Despite nearly one-third of Medicare beneficiaries enrolled in MA, “leading edge clinicians who take risk under APMs within these MA contracts will not get credit for their efforts until 2021,” wrote the groups.
MACRA will move Medicare from a FFS system to a value-based model. It will eliminate the sustained growth formula and replace it with a .5% annual rate increase through 2019. At that point, physicians will be encouraged to shift to one of two Quality Payment Programs: Merit-Based Incentive Payment System (MIPS) or an APM.
QPP offers providers a 5% bonus on covered professional services under the Medicare physician fee schedule from 2019 through 2024 — as long as they meet or exceed minimum revenue thresholds.
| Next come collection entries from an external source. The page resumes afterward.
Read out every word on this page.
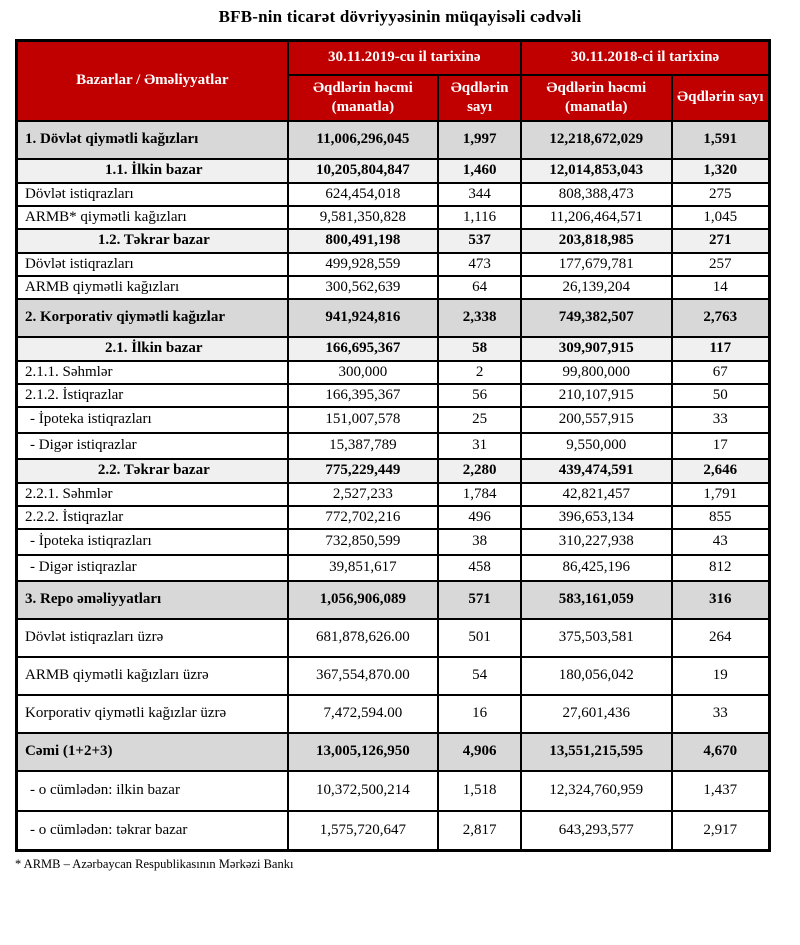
BFB-nin ticarət dövriyyəsinin müqayisəli cədvəli
Bazarlar / Əməliyyatlar	30.11.2019-cu il tarixinə		30.11.2018-ci il tarixinə	
	Əqdlərin həcmi (manatla)	Əqdlərin sayı	Əqdlərin həcmi (manatla)	Əqdlərin sayı
1. Dövlət qiymətli kağızları	11,006,296,045	1,997	12,218,672,029	1,591
1.1. İlkin bazar	10,205,804,847	1,460	12,014,853,043	1,320
Dövlət istiqrazları	624,454,018	344	808,388,473	275
ARMB* qiymətli kağızları	9,581,350,828	1,116	11,206,464,571	1,045
1.2. Təkrar bazar	800,491,198	537	203,818,985	271
Dövlət istiqrazları	499,928,559	473	177,679,781	257
ARMB qiymətli kağızları	300,562,639	64	26,139,204	14
2. Korporativ qiymətli kağızlar	941,924,816	2,338	749,382,507	2,763
2.1. İlkin bazar	166,695,367	58	309,907,915	117
2.1.1. Səhmlər	300,000	2	99,800,000	67
2.1.2. İstiqrazlar	166,395,367	56	210,107,915	50
- İpoteka istiqrazları	151,007,578	25	200,557,915	33
- Digər istiqrazlar	15,387,789	31	9,550,000	17
2.2. Təkrar bazar	775,229,449	2,280	439,474,591	2,646
2.2.1. Səhmlər	2,527,233	1,784	42,821,457	1,791
2.2.2. İstiqrazlar	772,702,216	496	396,653,134	855
- İpoteka istiqrazları	732,850,599	38	310,227,938	43
- Digər istiqrazlar	39,851,617	458	86,425,196	812
3. Repo əməliyyatları	1,056,906,089	571	583,161,059	316
Dövlət istiqrazları üzrə	681,878,626.00	501	375,503,581	264
ARMB qiymətli kağızları üzrə	367,554,870.00	54	180,056,042	19
Korporativ qiymətli kağızlar üzrə	7,472,594.00	16	27,601,436	33
Cəmi (1+2+3)	13,005,126,950	4,906	13,551,215,595	4,670
- o cümlədən: ilkin bazar	10,372,500,214	1,518	12,324,760,959	1,437
- o cümlədən: təkrar bazar	1,575,720,647	2,817	643,293,577	2,917
* ARMB – Azərbaycan Respublikasının Mərkəzi Bankı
MA isn’t part of the program until 2021.
By adding MA, the groups wrote, CMS would get more participation in risk arrangements, reinforce population-based strategies, improve quality and get more efficient care in Medicare.
“Moreover, it will level the playing field between geographic areas with high MA penetration and those with low penetration, to ensure more uniform adoption of these types of models for Medicare beneficiaries," the authors wrote. "While we do not expect the inclusion of these contracts to amount to a significant increase in spending from a national expenditure perspective, this policy change will be critical for bringing clinicians in certain areas into Advanced APMs and will be key to their success.”
The groups said having two different payment models for Medicare could raise problems. They stated research on physician participation in new payment models has discovered that having multiple requirements from different payers “is a strong disincentive to broader participation in these models and can also reduce the ability of physicians to improve quality and reduce spending.”
Having different requirements leads to varied goals, quality metrics, performance feedback reports, payment models, benchmarks and risk adjustment models. These conflicts mean more time and costs for providers and less time spent on patient care, according to the groups.
MACRA is almost here, but not everyone is ready. A recent survey found that nearly two-thirds of providers aren’t ready for it or need help.
In addition, a recent Health Affairs study found Medicare hospital reimbursement could decrease $250 billion over a 15-year period under MACRA. The researchers used four scenarios and found that physicians might take a financial hit as they get used to the different value-based payment model. MACRA is also expected to cut hospital admissions and re-admissions.